結果として、この期間に学んだことは計り知れない。ナマのM&Aは決して公認会計士試験の経営学で学ぶようなシロモノではなかった。実際の競争入札ではバリュエーションレポートなど何の役にも立たないし、買い手である我々がデュー・デリジェンスに求めるのは“過去の妥当性”ではなく“将来の分析”だ。退職給付債務の額は価格の交渉材料としては知りたかったが、そんなことよりも主要従業員をどうやって辞めさせないかのほうが遥かに重大だった。
振り返ると、この業務を通じて“経営”の本質について、少しだけ学ばせていただいたように思う。それは何かと訊かれても、うまく答えることは難しい。ただ、会計という限定された分野の延長には、それがないということを感じていた。どんなに企業価値を合理的に見積もっても、入札額を決めるのは経営者の胆力なのだ。私にとって、次にやりたいことが定まってきた。それはコンサルタントではなく、経営者そのものだった。
そして独立、会社設立
2016年、私はサラリーマン生活を終了させ、古旗淳一会計事務所を立ち上げた。触れ込みは“組織再編・M&A・グループ企業会計税務専門”。これまでやってきたことを武器に、“経営”という新たなフィールドに打って出た。
一応、勝算はあった。それは組織再編(合併・会社分割・株式交換など)の税務。組織再編税制は非常に複雑難解だが、時に大きな節税をもたらす。M&A担当者時代に、少しでも入札可能額を引き上げようと必死に研究しており、またきちんと取り扱える税理士が極端に少ないことに気付いていた。この分野なら勝てると確信していた。
2016年7月に、独立前からずっと温めていたWebサイト『組織再編税制とらの巻』を公開する。Webを主戦場に選んだ理由は、ネット社会の現在、誰もが本屋に行くより先に検索エンジンにかけるからだ。その傾向はますます強くなる。安い投資で潜在顧客にリーチできる販促手段を使わない手はない。実際、このサイトは非常に好評で、定期的に組織再編のご相談をいただく他、セミナーに呼んでいただくなどして、同じく組織再編に携わる専門家の方々とのネットワークづくりに役立ち、現在弊社の収益を支えてくれている。
ただ、商売とは難しいものだ。2017年、経理の実務経験を持つ独立会計士が意外と少ないことに気付いたため、経理の業務コンサルティングを行う株式会社経理救援隊を設立し、前述のブログサイト『ここが噂の経理道場』を立ち上げた。

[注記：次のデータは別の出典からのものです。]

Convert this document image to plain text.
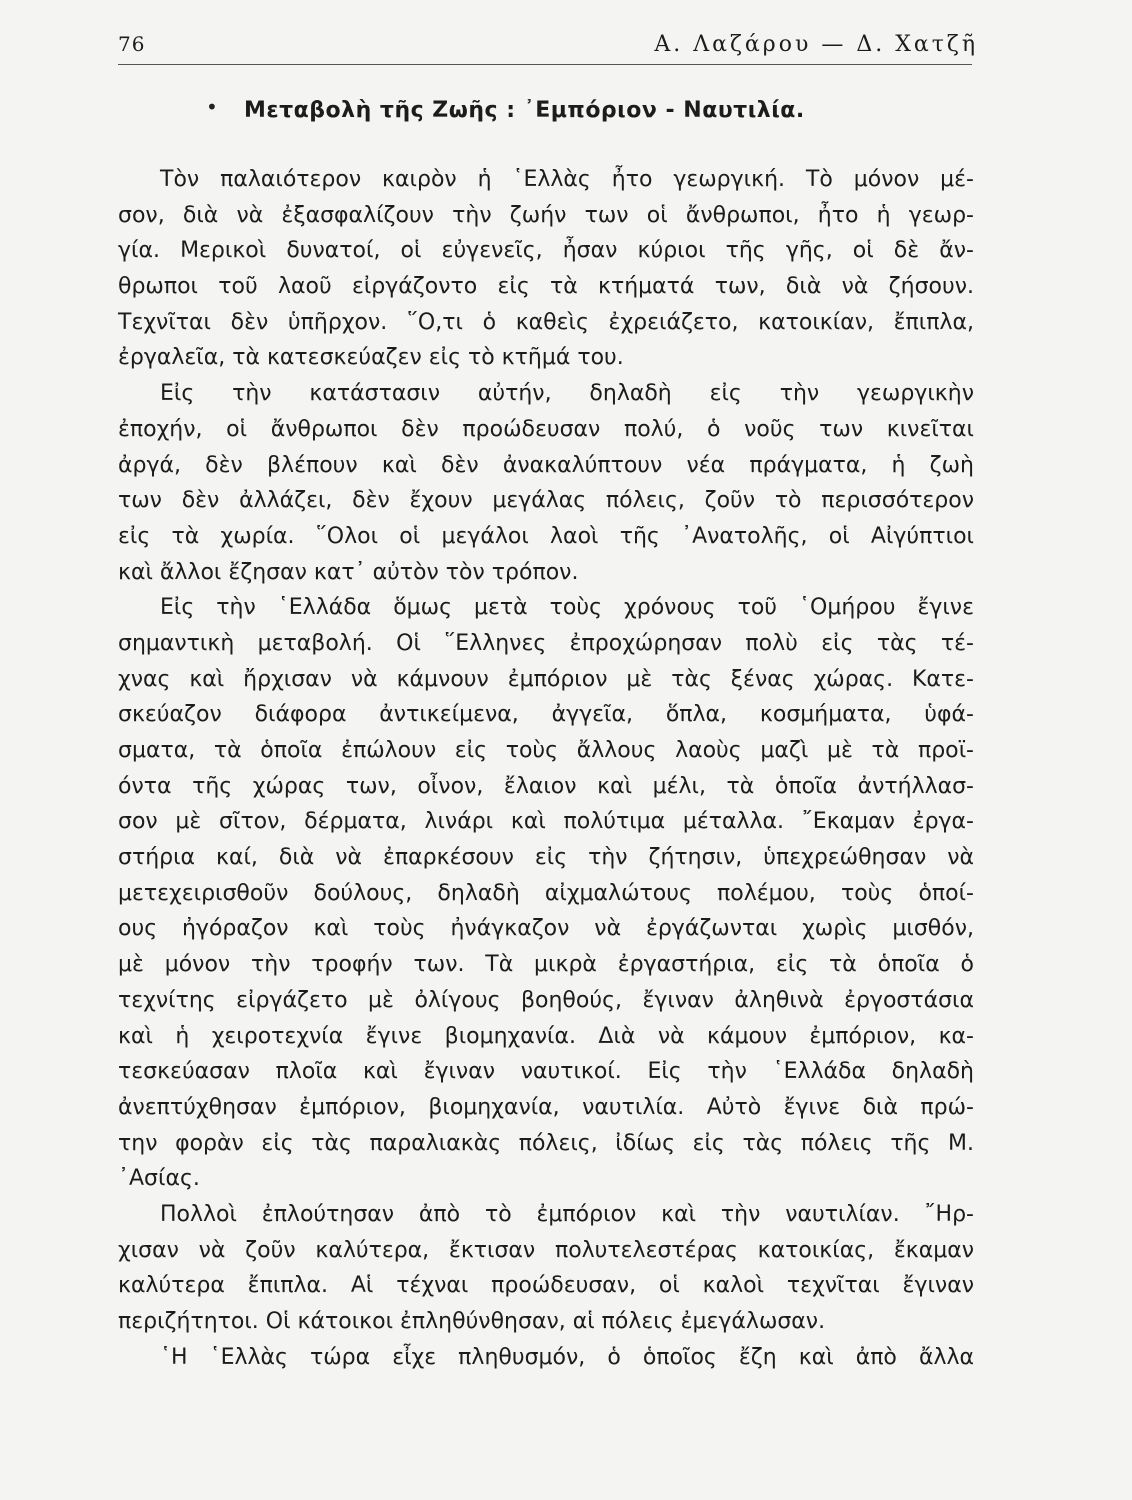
76	Α. Λαζάρου — Δ. Χατζῆ
• Μεταβολὴ τῆς Ζωῆς : ᾿Εμπόριον - Ναυτιλία.
Τὸν παλαιότερον καιρὸν ἡ ῾Ελλὰς ἦτο γεωργική. Τὸ μόνον μέ-
σον, διὰ νὰ ἐξασφαλίζουν τὴν ζωήν των οἱ ἄνθρωποι, ἦτο ἡ γεωρ-
γία. Μερικοὶ δυνατοί, οἱ εὐγενεῖς, ἦσαν κύριοι τῆς γῆς, οἱ δὲ ἄν-
θρωποι τοῦ λαοῦ εἰργάζοντο εἰς τὰ κτήματά των, διὰ νὰ ζήσουν.
Τεχνῖται δὲν ὑπῆρχον. ῞Ο,τι ὁ καθεὶς ἐχρειάζετο, κατοικίαν, ἔπιπλα,
ἐργαλεῖα, τὰ κατεσκεύαζεν εἰς τὸ κτῆμά του.
Εἰς τὴν κατάστασιν αὐτήν, δηλαδὴ εἰς τὴν γεωργικὴν
ἐποχήν, οἱ ἄνθρωποι δὲν προώδευσαν πολύ, ὁ νοῦς των κινεῖται
ἀργά, δὲν βλέπουν καὶ δὲν ἀνακαλύπτουν νέα πράγματα, ἡ ζωὴ
των δὲν ἀλλάζει, δὲν ἔχουν μεγάλας πόλεις, ζοῦν τὸ περισσότερον
εἰς τὰ χωρία. ῞Ολοι οἱ μεγάλοι λαοὶ τῆς ᾿Ανατολῆς, οἱ Αἰγύπτιοι
καὶ ἄλλοι ἔζησαν κατ᾿ αὐτὸν τὸν τρόπον.
Εἰς τὴν ῾Ελλάδα ὅμως μετὰ τοὺς χρόνους τοῦ ῾Ομήρου ἔγινε
σημαντικὴ μεταβολή. Οἱ ῞Ελληνες ἐπροχώρησαν πολὺ εἰς τὰς τέ-
χνας καὶ ἤρχισαν νὰ κάμνουν ἐμπόριον μὲ τὰς ξένας χώρας. Κατε-
σκεύαζον διάφορα ἀντικείμενα, ἀγγεῖα, ὅπλα, κοσμήματα, ὑφά-
σματα, τὰ ὁποῖα ἐπώλουν εἰς τοὺς ἄλλους λαοὺς μαζὶ μὲ τὰ προϊ-
όντα τῆς χώρας των, οἶνον, ἔλαιον καὶ μέλι, τὰ ὁποῖα ἀντήλλασ-
σον μὲ σῖτον, δέρματα, λινάρι καὶ πολύτιμα μέταλλα. ῎Εκαμαν ἐργα-
στήρια καί, διὰ νὰ ἐπαρκέσουν εἰς τὴν ζήτησιν, ὑπεχρεώθησαν νὰ
μετεχειρισθοῦν δούλους, δηλαδὴ αἰχμαλώτους πολέμου, τοὺς ὁποί-
ους ἠγόραζον καὶ τοὺς ἠνάγκαζον νὰ ἐργάζωνται χωρὶς μισθόν,
μὲ μόνον τὴν τροφήν των. Τὰ μικρὰ ἐργαστήρια, εἰς τὰ ὁποῖα ὁ
τεχνίτης εἰργάζετο μὲ ὀλίγους βοηθούς, ἔγιναν ἀληθινὰ ἐργοστάσια
καὶ ἡ χειροτεχνία ἔγινε βιομηχανία. Διὰ νὰ κάμουν ἐμπόριον, κα-
τεσκεύασαν πλοῖα καὶ ἔγιναν ναυτικοί. Εἰς τὴν ῾Ελλάδα δηλαδὴ
ἀνεπτύχθησαν ἐμπόριον, βιομηχανία, ναυτιλία. Αὐτὸ ἔγινε διὰ πρώ-
την φορὰν εἰς τὰς παραλιακὰς πόλεις, ἰδίως εἰς τὰς πόλεις τῆς Μ.
᾿Ασίας.
Πολλοὶ ἐπλούτησαν ἀπὸ τὸ ἐμπόριον καὶ τὴν ναυτιλίαν. ῎Ηρ-
χισαν νὰ ζοῦν καλύτερα, ἔκτισαν πολυτελεστέρας κατοικίας, ἔκαμαν
καλύτερα ἔπιπλα. Αἱ τέχναι προώδευσαν, οἱ καλοὶ τεχνῖται ἔγιναν
περιζήτητοι. Οἱ κάτοικοι ἐπληθύνθησαν, αἱ πόλεις ἐμεγάλωσαν.
῾Η ῾Ελλὰς τώρα εἶχε πληθυσμόν, ὁ ὁποῖος ἔζη καὶ ἀπὸ ἄλλα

ブログのアクセスは伸びてもマネタイズにはつながっていない。最近は一応広告収入で黒字化しているが、ブログは手間がかかるためコンスタントな新規投稿もできず、これ以上なかなか伸ばすことができていないのが実情だ。
昨年さらにもう1社、組織再編の企画・管理を行う株式会社STRコンサルティングを設立し、税務以外の組織再編のご相談はこちらで受ける仕組みにしている。こちらは個人事業との連携もあって一気に収益を上げることができた。そして、はじめて社員を1名採用するところまで漕ぎつけることができた。
3今現在の仕事の内容、特徴、キャリアパス
役割としての経営者
現在の仕事は何ですか?と訊かれるなら、当社のような零細企業としてはやや恥ずかしいが、やはり「経営者」と答えるべきだろう。実際には兼プレーヤーだが、本業はどちらかと訊かれたら、経営者と答えるしかない。経営者がいない事業組織など存在しないからだ。
具体的には、新しいビジネスがないかを考えて、面白いと思ったら予算と時間をざっくり決めてやってみる。司法書士や税理士、社労士といった方々とネットワークを作り、当社で行えない仕事は代行していただける関係を維持する。人手が足りないから求人をしたが、その想定年収と求人予算を設定するのも私の仕事。お陰様で様々なお仕事の引き合いをいただくが、その報酬設定や、そもそもお受けするか否かを決めるのも経営者ならではの業務だ。そして何より、会社の将来を描いてどんな組織を作っていきたいかを考えるのも、経営者として絶対に手を抜いてはいけない大事な仕事だ。
こんな小さな、吹けば飛ぶような事業であるが、それでも経営とは難しいものだと強く感じる日々を送っている。
中小企業経営者の相談に乗る
現在の当社の主な業務として、M&Aを考え、真剣に悩まれている中小企業経営者の相談に乗り、売り手の側に立ってM&Aの「成功」を一緒に目指すことを行っている。
中小企業のM&Aは、売り手と買い手の間に立つ「仲介業者」が仕切ることが多い。彼らはあくまで「中立の立場」なので、売り手の期待に100%答えることができない立場だ。
しかも、M&A仲介は「ラクして儲かるボロい商売」というイメージが広がってしまったせいか、ペテン師のような業者が非常に多いアコギな業界である。情報弱者である売り手が、損をしたことに気付かないまま大損をさせられているケースは少なくない。
多くの売り手経営者が、M&Aを進めているうちにこのような現状に気付き、大きな不安を感じることになる。そのような方の相談に乗り、どうすればM&Aの「成功」(単なる「成立」ではなく、将来にわたって満足できるM&Aの実現)を掴めるかのアドバイスをさせていただいている。